Auch die jüngste Veranstaltung in Much gehört zu den Vernetzungs- und Aufbauaktivitäten, die von Düsseldorf ausgehen. Da zahlreiche Autos aus dem Rhein-Sieg-Kreis vor Ort waren, wurde dieses Ziel offenbar erreicht. Gleichzeitig wurde mit der Seminargebühr von 43 Euro ein guter Umsatz mit der Veranstaltung erzielt – „König“ Peter Fitzek kann sich freuen. Aber nicht nur er: Wie auch in Sekten üblich, sollen die Seminarleiter*innen für neu angeworbene KRD-Mitglieder Prämien erhalten. Informationen zu den Düsseldorfer KRD-Strukturen um Kevin Mender hat das terz-Mazagin hier zusammengetragen:
Zu den Referenten, die in Much über ihre “alternativen” Sichtweisen berichteten und von denen einige sichtbar auffällige KRD-Wappen auf ihrer Kleidung trugen, gehört auch Holger Wiese, der mit Kevin Mender auch über den Kampfsport eng verbunden ist. In den Räumen in denen jetzt “Campus-Concept” sein Training anbietet, war vorher seine „Kung Fu-Campus“-Schule untergebracht.

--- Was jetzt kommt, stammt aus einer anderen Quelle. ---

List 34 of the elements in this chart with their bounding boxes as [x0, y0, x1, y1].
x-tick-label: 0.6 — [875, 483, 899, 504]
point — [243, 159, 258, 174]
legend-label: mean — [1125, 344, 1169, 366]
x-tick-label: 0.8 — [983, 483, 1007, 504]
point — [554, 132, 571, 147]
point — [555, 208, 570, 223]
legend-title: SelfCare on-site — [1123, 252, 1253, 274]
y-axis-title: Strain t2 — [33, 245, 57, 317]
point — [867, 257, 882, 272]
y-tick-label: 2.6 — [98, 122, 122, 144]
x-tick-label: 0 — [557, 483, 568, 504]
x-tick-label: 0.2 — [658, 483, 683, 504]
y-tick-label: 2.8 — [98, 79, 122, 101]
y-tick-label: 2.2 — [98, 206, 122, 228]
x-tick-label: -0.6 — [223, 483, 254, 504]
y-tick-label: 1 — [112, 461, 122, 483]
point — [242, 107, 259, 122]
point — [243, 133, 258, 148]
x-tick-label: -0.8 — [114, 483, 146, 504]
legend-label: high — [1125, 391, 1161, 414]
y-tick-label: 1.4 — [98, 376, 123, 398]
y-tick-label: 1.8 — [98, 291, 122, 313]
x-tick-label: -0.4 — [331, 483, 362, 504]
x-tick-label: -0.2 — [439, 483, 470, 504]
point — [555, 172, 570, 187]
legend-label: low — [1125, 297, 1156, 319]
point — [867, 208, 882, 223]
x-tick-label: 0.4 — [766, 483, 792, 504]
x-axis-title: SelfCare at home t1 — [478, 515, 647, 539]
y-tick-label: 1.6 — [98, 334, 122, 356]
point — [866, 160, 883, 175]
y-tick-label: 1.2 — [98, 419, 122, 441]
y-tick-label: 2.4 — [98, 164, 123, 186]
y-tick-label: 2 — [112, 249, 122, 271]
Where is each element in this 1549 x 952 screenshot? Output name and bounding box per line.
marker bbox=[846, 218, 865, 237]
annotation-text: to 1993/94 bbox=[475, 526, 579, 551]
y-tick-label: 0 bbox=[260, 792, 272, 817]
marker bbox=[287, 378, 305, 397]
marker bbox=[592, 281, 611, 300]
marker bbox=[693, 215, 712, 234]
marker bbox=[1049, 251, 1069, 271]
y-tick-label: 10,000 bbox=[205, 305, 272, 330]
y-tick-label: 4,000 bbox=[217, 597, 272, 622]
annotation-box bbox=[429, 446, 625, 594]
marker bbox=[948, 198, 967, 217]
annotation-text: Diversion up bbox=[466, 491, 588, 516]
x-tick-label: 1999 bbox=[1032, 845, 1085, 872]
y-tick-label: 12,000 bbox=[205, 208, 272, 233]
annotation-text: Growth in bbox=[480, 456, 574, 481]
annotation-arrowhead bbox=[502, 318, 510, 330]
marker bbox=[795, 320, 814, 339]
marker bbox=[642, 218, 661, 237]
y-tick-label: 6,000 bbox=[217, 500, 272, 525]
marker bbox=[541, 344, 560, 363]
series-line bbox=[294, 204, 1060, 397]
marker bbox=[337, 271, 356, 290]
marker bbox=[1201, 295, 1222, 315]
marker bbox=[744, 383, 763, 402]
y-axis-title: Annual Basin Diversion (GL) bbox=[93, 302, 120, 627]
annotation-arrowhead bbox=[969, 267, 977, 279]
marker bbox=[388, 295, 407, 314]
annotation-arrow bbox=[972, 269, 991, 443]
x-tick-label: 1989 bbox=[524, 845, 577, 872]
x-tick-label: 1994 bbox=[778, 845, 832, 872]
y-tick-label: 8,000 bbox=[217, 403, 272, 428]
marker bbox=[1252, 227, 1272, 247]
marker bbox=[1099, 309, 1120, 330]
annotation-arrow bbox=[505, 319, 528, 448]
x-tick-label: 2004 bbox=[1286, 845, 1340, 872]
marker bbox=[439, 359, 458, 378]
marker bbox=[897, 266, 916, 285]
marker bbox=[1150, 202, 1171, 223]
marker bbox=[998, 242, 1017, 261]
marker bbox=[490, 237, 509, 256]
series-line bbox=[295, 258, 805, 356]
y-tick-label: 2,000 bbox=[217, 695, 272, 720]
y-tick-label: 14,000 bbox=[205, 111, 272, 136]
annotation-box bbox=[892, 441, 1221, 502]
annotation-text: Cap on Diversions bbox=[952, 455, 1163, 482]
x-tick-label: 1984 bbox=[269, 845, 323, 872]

Für die Veranstaltungsplanung war Britta Vogelberg zuständig, die 2021 in Bremen zur Vorsitzenden der Pandemieleugner*innen-Partei „die Basis“ gewählt wurde. Britta Vogelberg, Kevin Mender und Holger Wiese werden auch auf der Seite des KRD als Vortragsredner geführt.

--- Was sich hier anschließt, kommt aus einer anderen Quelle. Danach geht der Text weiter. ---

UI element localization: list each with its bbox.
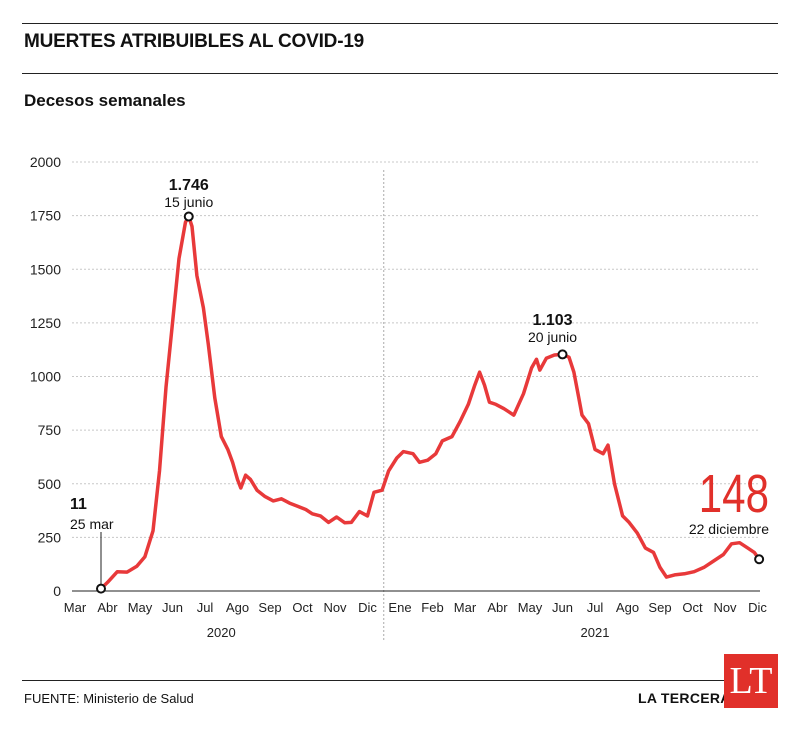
x-tick-label: Nov: [323, 600, 347, 615]
y-tick-label: 1250: [30, 315, 61, 331]
x-tick-label: Mar: [454, 600, 477, 615]
year-label: 2020: [207, 625, 236, 640]
x-tick-label: Oct: [292, 600, 313, 615]
y-tick-label: 2000: [30, 154, 61, 170]
x-tick-label: May: [518, 600, 543, 615]
top-rule: [22, 23, 778, 24]
y-tick-label: 1000: [30, 369, 61, 385]
y-tick-label: 1500: [30, 261, 61, 277]
annotation-marker: [557, 349, 568, 360]
bottom-rule: [22, 680, 778, 681]
publisher-logo: LT: [724, 654, 778, 708]
axis-layer: 0 250 500 750 1000 1250 1500 1750 2000 Mar Abr May J…: [30, 154, 768, 640]
y-tick-label: 1750: [30, 208, 61, 224]
x-tick-label: Abr: [487, 600, 508, 615]
y-tick-label: 0: [53, 583, 61, 599]
annotation-date: 20 junio: [528, 329, 577, 345]
x-tick-label: Jul: [587, 600, 604, 615]
annotation-date: 25 mar: [70, 516, 114, 532]
series-layer: [99, 214, 761, 591]
y-tick-label: 500: [38, 476, 62, 492]
x-tick-label: Sep: [258, 600, 281, 615]
x-tick-label: Abr: [97, 600, 118, 615]
chart-subtitle: Decesos semanales: [24, 91, 186, 110]
x-tick-label: Feb: [421, 600, 443, 615]
x-tick-label: Ago: [616, 600, 639, 615]
annotation-value: 1.746: [169, 177, 209, 194]
source-note: FUENTE: Ministerio de Salud: [24, 691, 194, 706]
x-tick-label: May: [128, 600, 153, 615]
annotation-value: 1.103: [532, 312, 572, 329]
x-tick-label: Jun: [162, 600, 183, 615]
x-tick-label: Jul: [197, 600, 214, 615]
publisher-name: LA TERCERA: [638, 690, 731, 706]
series-line: [99, 214, 761, 591]
line-chart: 0 250 500 750 1000 1250 1500 1750 2000 Mar Abr May J…: [30, 154, 769, 640]
x-tick-label: Mar: [64, 600, 87, 615]
x-tick-label: Dic: [358, 600, 377, 615]
chart-title: MUERTES ATRIBUIBLES AL COVID-19: [24, 31, 365, 52]
annotation-date: 22 diciembre: [689, 521, 769, 537]
x-tick-label: Dic: [748, 600, 767, 615]
title-rule: [22, 73, 778, 74]
annotation-marker: [754, 554, 765, 565]
annotation-value: 11: [70, 496, 87, 513]
annotation-marker: [183, 211, 194, 222]
annotation-value: 148: [699, 464, 769, 524]
grid-layer: [72, 161, 760, 640]
x-tick-label: Jun: [552, 600, 573, 615]
year-label: 2021: [581, 625, 610, 640]
x-tick-label: Oct: [682, 600, 703, 615]
x-tick-label: Ene: [388, 600, 411, 615]
y-tick-label: 250: [38, 529, 62, 545]
x-tick-label: Ago: [226, 600, 249, 615]
annotation-marker: [96, 583, 106, 594]
y-tick-label: 750: [38, 422, 62, 438]
x-tick-label: Sep: [648, 600, 671, 615]
x-tick-label: Nov: [713, 600, 737, 615]
annotation-date: 15 junio: [164, 194, 213, 210]
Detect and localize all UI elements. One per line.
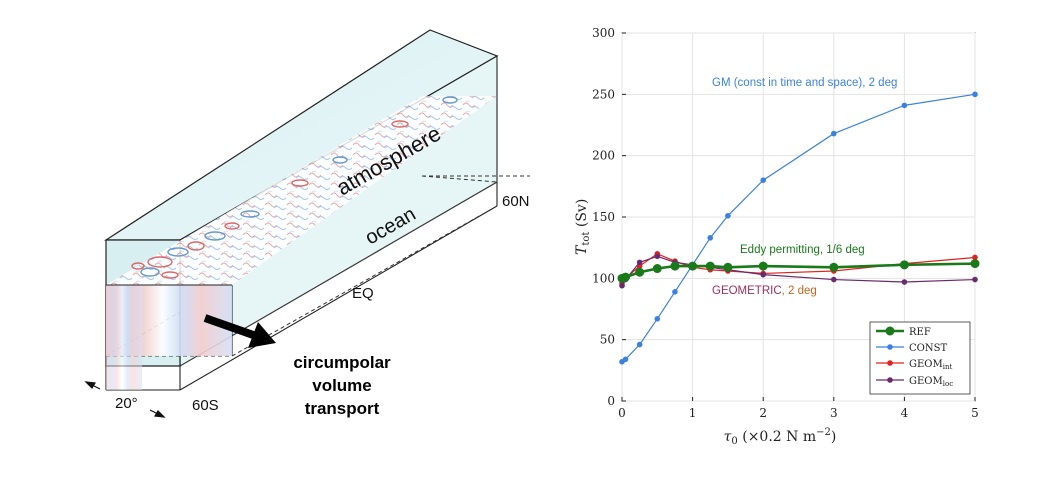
data-point-ref [899,260,909,270]
legend-geom-loc-sub: loc [943,380,953,388]
latitude-eq-label: EQ [352,285,374,302]
legend-label-ref: REF [909,327,931,338]
transport-label-line1: circumpolar [293,353,391,372]
data-point-const [636,341,643,348]
data-point-ref [970,259,980,269]
width-arrows [84,381,166,418]
latitude-60s-label: 60S [192,397,219,414]
legend-ref-base: REF [909,327,931,338]
y-tick-label: 250 [592,87,615,101]
data-point-const [707,235,714,241]
y-tick-label: 300 [592,26,615,40]
data-point-geom-int [972,254,978,261]
y-tick-label: 100 [592,271,615,285]
data-point-const [972,91,978,98]
x-tick-label: 4 [901,406,909,420]
x-axis-label-close: ) [831,429,836,445]
data-point-ref [670,261,680,271]
annotation-eddy: Eddy permitting, 1/6 deg [740,244,865,256]
y-tick-label: 50 [600,333,615,347]
x-tick-label: 0 [618,406,626,420]
x-axis-ticks: 0 1 2 3 4 5 [618,397,979,420]
transport-arrow [203,314,276,348]
data-point-const [622,356,629,363]
y-axis-label-sub: tot [581,232,592,246]
data-point-ref [829,262,839,272]
channel-schematic: atmosphere ocean 60N EQ 60S 20° circumpo… [84,29,530,418]
x-axis-label-symbol: τ [724,429,732,445]
legend-const-base: CONST [909,343,947,354]
annotation-geometric-res: , 2 deg [782,285,817,297]
x-axis-label-sup: −2 [816,427,831,438]
data-point-ref [621,272,631,282]
ocean-cross-section-left [106,285,142,390]
y-tick-label: 150 [592,210,615,224]
data-point-geom-loc [831,276,837,283]
legend-entry-geom-int: GEOMint [876,359,952,371]
x-tick-label: 5 [971,406,979,420]
legend-label-geom-int: GEOMint [909,359,952,371]
latitude-60n-label: 60N [502,193,530,210]
y-tick-label: 200 [592,149,615,163]
annotation-gm: GM (const in time and space), 2 deg [712,77,897,89]
data-point-geom-loc [760,271,766,278]
data-point-ref [758,261,768,271]
series-line-const [621,93,976,363]
legend-entry-ref: REF [876,326,931,338]
legend-label-const: CONST [909,343,947,354]
series-lines [617,91,980,365]
annotation-geometric-name: GEOMETRIC [712,285,782,297]
data-point-const [725,212,731,219]
data-point-ref [688,261,698,271]
y-tick-label: 0 [607,394,615,408]
x-axis-label-rest: (×0.2 N m [738,429,816,445]
x-tick-label: 3 [830,406,838,420]
grid-lines [621,32,976,402]
data-point-geom-loc [619,282,625,289]
x-tick-label: 2 [759,406,767,420]
transport-chart: 0 1 2 3 4 5 0 50 100 150 200 250 300 GM (const in t… [574,26,980,447]
data-point-geom-loc [972,276,978,283]
eddy-cluster [131,96,458,279]
width-label: 20° [115,395,138,412]
transport-label-line3: transport [305,399,380,418]
data-point-ref [705,261,715,271]
legend-label-geom-loc: GEOMloc [909,376,953,388]
ocean-surface-eddies [106,96,497,285]
data-point-ref [652,264,662,274]
x-axis-label: τ0 (×0.2 N m−2) [724,427,837,447]
y-axis-label-symbol: T [574,244,590,255]
legend-entry-geom-loc: GEOMloc [876,376,953,388]
legend: REF CONST GEOMint GEOMloc [869,321,971,395]
transport-label-line2: volume [312,376,372,395]
y-axis-label: Ttot (Sv) [574,199,592,255]
data-point-geom-loc [636,259,643,266]
annotation-geometric: GEOMETRIC, 2 deg [712,285,817,297]
data-point-const [672,289,678,295]
data-point-const [901,102,908,109]
data-point-ref [723,262,733,272]
x-tick-label: 1 [689,406,697,420]
data-point-const [760,177,766,183]
y-axis-label-rest: (Sv) [574,199,590,232]
series-line-geom-int [621,253,976,284]
data-point-geom-loc [654,253,661,260]
data-point-geom-loc [901,279,908,285]
y-axis-ticks: 0 50 100 150 200 250 300 [592,26,626,408]
data-point-const [654,316,661,322]
legend-geom-int-sub: int [943,363,953,371]
legend-entry-const: CONST [876,343,947,354]
x-axis-label-sub: 0 [731,436,737,447]
legend-geom-loc-base: GEOM [909,376,943,387]
legend-geom-int-base: GEOM [909,359,943,370]
data-point-const [831,130,837,137]
data-point-ref [635,267,645,277]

Zu den weiteren Personen, die auf der Website von „Leuchtturm“ vorgestellt werden und die in Much anwesend waren, gehörten „Klaus“ (Nachname nicht bekannt), der auf der Seite als „Macher in Bild und Ton“ vorgestellt wird und der die Veranstaltung filmte, außerdem „Marek“ als Ansprechpartner im Bereich „Deutsche Heilfürsorge“ und „Dori“ als Ansprechpartner im Bereich „Betriebsgründung im KRD-Rechterahmen“.

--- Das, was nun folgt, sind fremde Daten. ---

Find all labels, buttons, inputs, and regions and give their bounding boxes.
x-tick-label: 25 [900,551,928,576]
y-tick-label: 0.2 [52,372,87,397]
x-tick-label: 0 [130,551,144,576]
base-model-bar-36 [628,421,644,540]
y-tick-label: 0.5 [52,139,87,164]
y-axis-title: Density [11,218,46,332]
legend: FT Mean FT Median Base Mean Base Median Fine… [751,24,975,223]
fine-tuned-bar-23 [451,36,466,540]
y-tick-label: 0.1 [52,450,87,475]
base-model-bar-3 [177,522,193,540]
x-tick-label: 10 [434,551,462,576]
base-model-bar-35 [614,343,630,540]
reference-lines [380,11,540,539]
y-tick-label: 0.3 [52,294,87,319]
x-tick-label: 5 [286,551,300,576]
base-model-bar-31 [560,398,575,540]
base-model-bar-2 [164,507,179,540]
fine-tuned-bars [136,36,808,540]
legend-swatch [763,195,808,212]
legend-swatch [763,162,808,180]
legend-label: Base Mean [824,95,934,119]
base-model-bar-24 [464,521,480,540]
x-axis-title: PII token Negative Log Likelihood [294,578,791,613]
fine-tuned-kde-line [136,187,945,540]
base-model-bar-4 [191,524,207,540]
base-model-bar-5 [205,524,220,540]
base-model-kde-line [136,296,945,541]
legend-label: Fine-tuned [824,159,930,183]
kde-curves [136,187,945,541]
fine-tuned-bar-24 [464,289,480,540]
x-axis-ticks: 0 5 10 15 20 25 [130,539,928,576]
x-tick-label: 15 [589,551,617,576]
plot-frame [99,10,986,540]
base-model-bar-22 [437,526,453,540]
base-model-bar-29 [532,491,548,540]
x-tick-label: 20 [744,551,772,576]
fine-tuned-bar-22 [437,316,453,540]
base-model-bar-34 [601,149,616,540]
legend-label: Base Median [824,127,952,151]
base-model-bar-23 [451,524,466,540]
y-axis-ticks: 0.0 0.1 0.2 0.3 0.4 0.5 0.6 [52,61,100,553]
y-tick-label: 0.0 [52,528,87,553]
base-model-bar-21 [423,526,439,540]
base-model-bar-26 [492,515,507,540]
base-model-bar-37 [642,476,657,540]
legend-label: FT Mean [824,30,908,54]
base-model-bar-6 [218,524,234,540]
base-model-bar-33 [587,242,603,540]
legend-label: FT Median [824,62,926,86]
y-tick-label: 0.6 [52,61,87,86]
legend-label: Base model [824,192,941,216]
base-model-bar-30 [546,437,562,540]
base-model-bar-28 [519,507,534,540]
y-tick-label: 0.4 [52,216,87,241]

Im „Großraum Bergisch Gladbach“ wird aktuell für den 20. Mai ein weiteres Aufbauseminar angekündigt, das vermutlich in den gleichen Räumlichkeiten stattfinden soll. Da aber dem KRD-Leuchtturm-Projekt nach Veröffentlichungen bereits Räumlichkeiten in Bottrop gekündigt wurden, bleibt zu hoffen, dass es keine weiteren Treffen in Much geben wird und somit der Rhein-Sieg-Kreis – ebenso wie der direkt an Much angrenzende Oberbergische Kreis –nicht zum Ausgangspunkt der Planung eines KRD-Gemeinwohldorfes werden.